The relationship between market participants and the President of the European Central Bank has been a turbulent one in recent times.  Financial markets were clearly disappointed at the outcome of the meeting of the ECB’s Governing Council in early December, with the euro strengthening and global stock markets falling sharply despite the announcement that the ECB would extend its asset purchase program by six months, which is now intended to run to March 2017 or beyond if necessary.

Mr Mario Draghi has long struggled to convince the inflation averse Bundesbank for the need for more aggressive monetary stimulus.  The unnecessarily wordy and absurdly low inflation target of a 2% ceiling adopted by the ECB reflects the influence of the Bundesbank.  The widely documented upward bias of consumer price indexes globally, thanks to the rapid improvement in the quality of e-services suggests that a 2% measured inflation rate equates to a modest deflation.

The poor market response to the ECB’s decision in early December and an assist from the recent slide in oil prices appears to have given Mr Draghi the upper hand against the inflation hawks internally.  At the latest ECB press conference on January 21st, Mr Draghi flagged that the ECB would need to re-assess its monetary policy stance at the next meeting in early March because euro area inflation dynamics continue to be weaker than expected.  The ECB now expects the path of annual HICP inflation in 2016 to be significantly lower compared with the outlook in early December.

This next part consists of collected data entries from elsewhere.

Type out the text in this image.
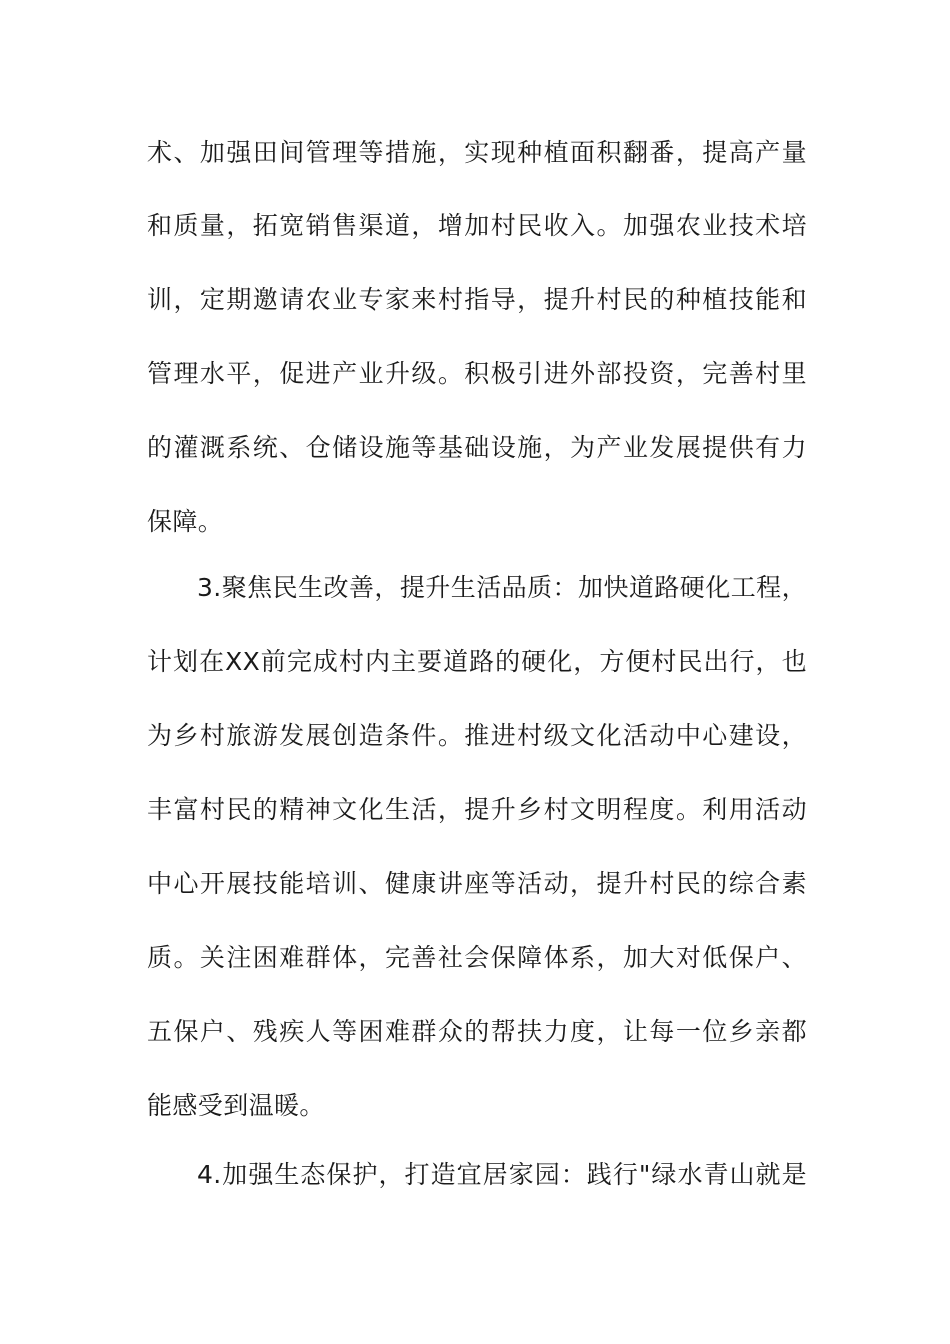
术、加强田间管理等措施，实现种植面积翻番，提高产量
和质量，拓宽销售渠道，增加村民收入。加强农业技术培
训，定期邀请农业专家来村指导，提升村民的种植技能和
管理水平，促进产业升级。积极引进外部投资，完善村里
的灌溉系统、仓储设施等基础设施，为产业发展提供有力
保障。
3.聚焦民生改善，提升生活品质：加快道路硬化工程，
计划在XX前完成村内主要道路的硬化，方便村民出行，也
为乡村旅游发展创造条件。推进村级文化活动中心建设，
丰富村民的精神文化生活，提升乡村文明程度。利用活动
中心开展技能培训、健康讲座等活动，提升村民的综合素
质。关注困难群体，完善社会保障体系，加大对低保户、
五保户、残疾人等困难群众的帮扶力度，让每一位乡亲都
能感受到温暖。
4.加强生态保护，打造宜居家园：践行"绿水青山就是
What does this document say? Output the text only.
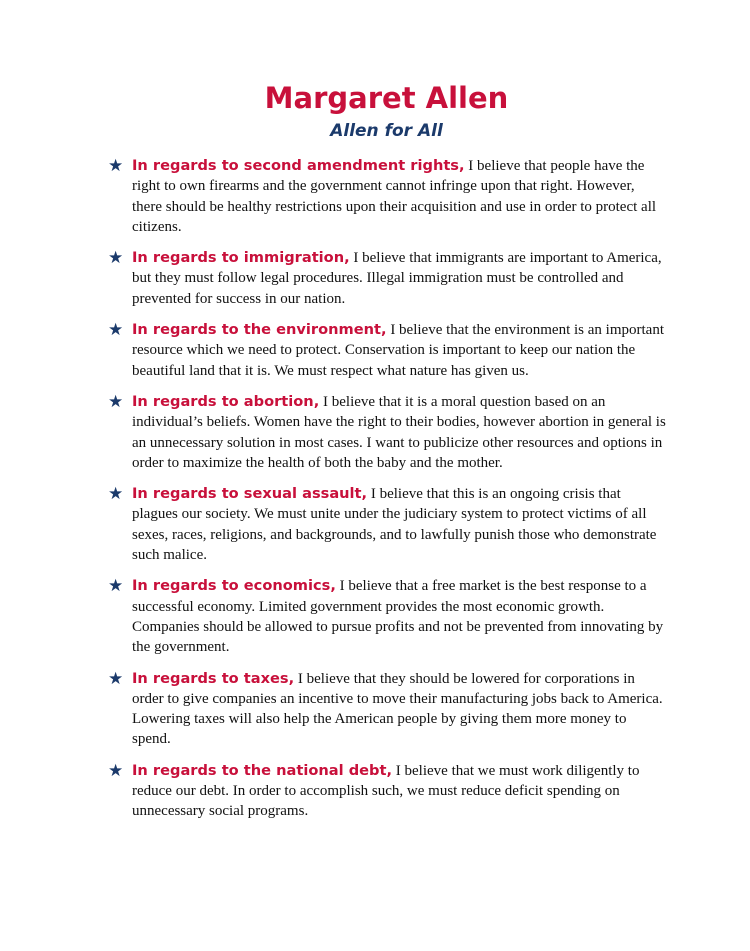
Margaret Allen
Allen for All
★ In regards to second amendment rights, I believe that people have the right to own firearms and the government cannot infringe upon that right. However, there should be healthy restrictions upon their acquisition and use in order to protect all citizens.
★ In regards to immigration, I believe that immigrants are important to America, but they must follow legal procedures. Illegal immigration must be controlled and prevented for success in our nation.
★ In regards to the environment, I believe that the environment is an important resource which we need to protect. Conservation is important to keep our nation the beautiful land that it is. We must respect what nature has given us.
★ In regards to abortion, I believe that it is a moral question based on an individual’s beliefs. Women have the right to their bodies, however abortion in general is an unnecessary solution in most cases. I want to publicize other resources and options in order to maximize the health of both the baby and the mother.
★ In regards to sexual assault, I believe that this is an ongoing crisis that plagues our society. We must unite under the judiciary system to protect victims of all sexes, races, religions, and backgrounds, and to lawfully punish those who demonstrate such malice.
★ In regards to economics, I believe that a free market is the best response to a successful economy. Limited government provides the most economic growth. Companies should be allowed to pursue profits and not be prevented from innovating by the government.
★ In regards to taxes, I believe that they should be lowered for corporations in order to give companies an incentive to move their manufacturing jobs back to America. Lowering taxes will also help the American people by giving them more money to spend.
★ In regards to the national debt, I believe that we must work diligently to reduce our debt. In order to accomplish such, we must reduce deficit spending on unnecessary social programs.
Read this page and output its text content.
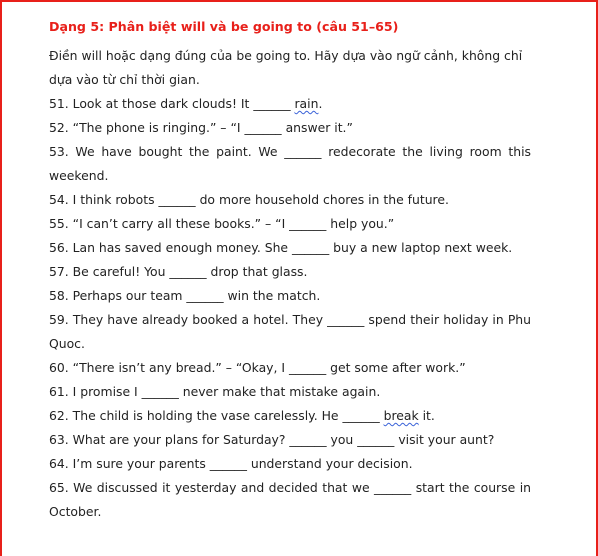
Dạng 5: Phân biệt will và be going to (câu 51–65)

Điền will hoặc dạng đúng của be going to. Hãy dựa vào ngữ cảnh, không chỉ dựa vào từ chỉ thời gian.

51. Look at those dark clouds! It ______ rain.

52. “The phone is ringing.” – “I ______ answer it.”

53. We have bought the paint. We ______ redecorate the living room this weekend.

54. I think robots ______ do more household chores in the future.

55. “I can’t carry all these books.” – “I ______ help you.”

56. Lan has saved enough money. She ______ buy a new laptop next week.

57. Be careful! You ______ drop that glass.

58. Perhaps our team ______ win the match.

59. They have already booked a hotel. They ______ spend their holiday in Phu Quoc.

60. “There isn’t any bread.” – “Okay, I ______ get some after work.”

61. I promise I ______ never make that mistake again.

62. The child is holding the vase carelessly. He ______ break it.

63. What are your plans for Saturday? ______ you ______ visit your aunt?

64. I’m sure your parents ______ understand your decision.

65. We discussed it yesterday and decided that we ______ start the course in October.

To boost the ECB’s credibility in terms of its ability and willingness to achieve its inflation target, the central bank will likely need to announce an expansion and extension of its asset purchase programme at its next meeting.

Decisive action necessary to rid Japan of its deflationary mindset

The Bank of Japan is similarly facing a battle to combat persistent disinflationary headwinds.  At the time of writing this post, Reuters has reported comments from the BOJ Governor at the World Economic Forum that indicators of inflation expectations have been somewhat weak and that the central bank would not hesitate to adjust policy settings again to achieve its 2% inflation target.  At present, consumer prices in Japan excluding fresh food and energy are only 1.2% higher than a year ago.

These comments echo those made in a speech by the BOJ Governor on January 12th, in which Mr Kuroda acknowledged that the central bank’s efforts to achieve its price stability target of 2% are only halfway there, and that decisive action is necessary to eradicate Japan’s fifteen year long deflationary mindset.

Since the launch of Abenomics in 2012, analysts have lifted their expectations of profitability for the Topix companies by 75%.  In contrast, forecasts of profitability for the Euro Stoxx 600 companies have remained stagnant for the past five years (see chart).  Along with the disinflationary headwinds buffeting the euro area, this represents another clear signal that Mr Draghi has more work to do.

Tactical overweight in global equities

In the past month, investors have clearly been unnerved by renewed concerns around persistent disinflationary headwinds in the euro area and Japan, China's growth prospects, and the FOMC members' projections pointing to at least another three hikes to the federal funds rate over the course of 2016.  It is difficult to reconcile these projections with communications from various Fed officials that the process of monetary policy normalisation will be gradual.  The Fed Governors are likely drawing some comfort from the continued firming of labour market conditions, but at the same time various indicators of US manufacturing activity are contracting.

Despite the weakness in global stock-markets in the past month, earnings multiples for the S&P500, Euro Stoxx and ASX200 remain above their ten year medians.  Nonetheless, with Messrs Draghi and Kuroda signalling that more stimulus is on the way, and increased likelihood that the FOMC participants will have little choice but to downgrade their projections for the federal funds rate as the IP cycle in the United States tips over, Evidente recommends investors have a tactical overweight bet in global equities.